Y agua, mucha agua y la puta que te parió, porque estoy llorando ahora acá en esta tierra perdida, y extraño a mis hijos y sólo me queda refugiarme o ahogarme en este ataúd de agua jabonosa donde no me espera una mina con las tetitas con pompones sino yo mismo y mi olor a cerdo y mi muerte y la angustia, a la vez que esta risa de pelotudo que me hace entrar agua picante en la boca, imbécil; que me hace reír todavía más mientras puedo escuchar cómo golpean a la puerta y es el dueño que rechiflado en su tristeza pregunta si me pasa algo porque el agua está cayendo por las escaleras y le digo que no viejo, que me dejé la ducha abierta que ya la cierro y la concha de su madre qué poderosa pastilla de mierda que me dio Bernardi y yo que ni sé para qué carajos era pero con lo que me queda de cerebro cierro la canilla y Rita Hayworth me grita que está cansada de fumar esperándome a que me bañe y me empiezo a cagar de risa hasta que me duelen los huevos y la hernia porque veo bajo el agua turbia que me metí en bolas a la bañera rebalsada con los mocasines puestos.

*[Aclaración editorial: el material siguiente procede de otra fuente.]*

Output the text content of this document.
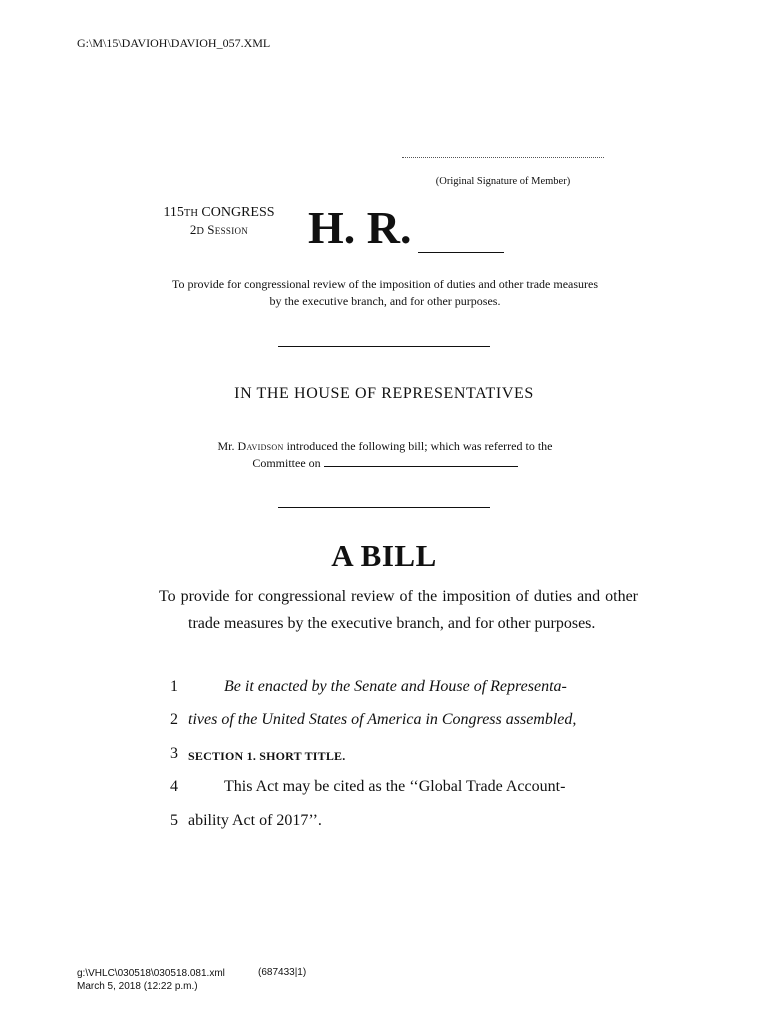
G:\M\15\DAVIOH\DAVIOH_057.XML
(Original Signature of Member)
115TH CONGRESS
2D Session	H. R.
To provide for congressional review of the imposition of duties and other trade measures by the executive branch, and for other purposes.
IN THE HOUSE OF REPRESENTATIVES
Mr. Davidson introduced the following bill; which was referred to the
Committee on
A BILL
To provide for congressional review of the imposition of duties and other trade measures by the executive branch, and for other purposes.
1	Be it enacted by the Senate and House of Representa-
2 tives of the United States of America in Congress assembled,
3 SECTION 1. SHORT TITLE.
4	This Act may be cited as the ‘‘Global Trade Account-
5 ability Act of 2017’’.
g:\VHLC\030518\030518.081.xml
March 5, 2018 (12:22 p.m.)
(687433|1)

Y además el dios disfrazado de Bien que se esconde tras el espejo cuarteado no ha dejado de vigilarme para ver si le aviso al Diablo dónde están las entrañas del secreto para destilar bebida de la buena y no este menjunje de líquido agrio que al mezclarse con la medicina para drogadictos que me dio el amigo produce esta explosión. Voy, Rita voy. Me espera con pompones entre sus tetas, fumando cigarrillos egipcios y puedo levantarme ya, secarme, meterme en la cama. Helado como un cadáver, beberme el resto de café que se sostuvo en medio de esta guerra y pensar, pensar mientras pueda y no me devoren los gigantes de la angustia de saber que ésta, muchachos, ésta va a ser mi vida por un tiempo, el tiempo que tarde en curarme de estar solo, sin mi familia, viviendo en hoteles baratos buscando trabajo y disimulando que no estoy hecho trapo, que sólo estoy viviendo este trance como cualquiera. Porque uno, muchachos, no sabe el infierno que es estar separado hasta que le pasa, muchachos, piénsenlo antes de hacer una macana, piénsenlo.
Aldo nos da la mano uno a uno y se queda dormido. Lo miramos como a un tuberculoso. Es el primer divorciado que vemos. Y la palabra, repetida con persistencia, ya nos está sonando a enfermedad.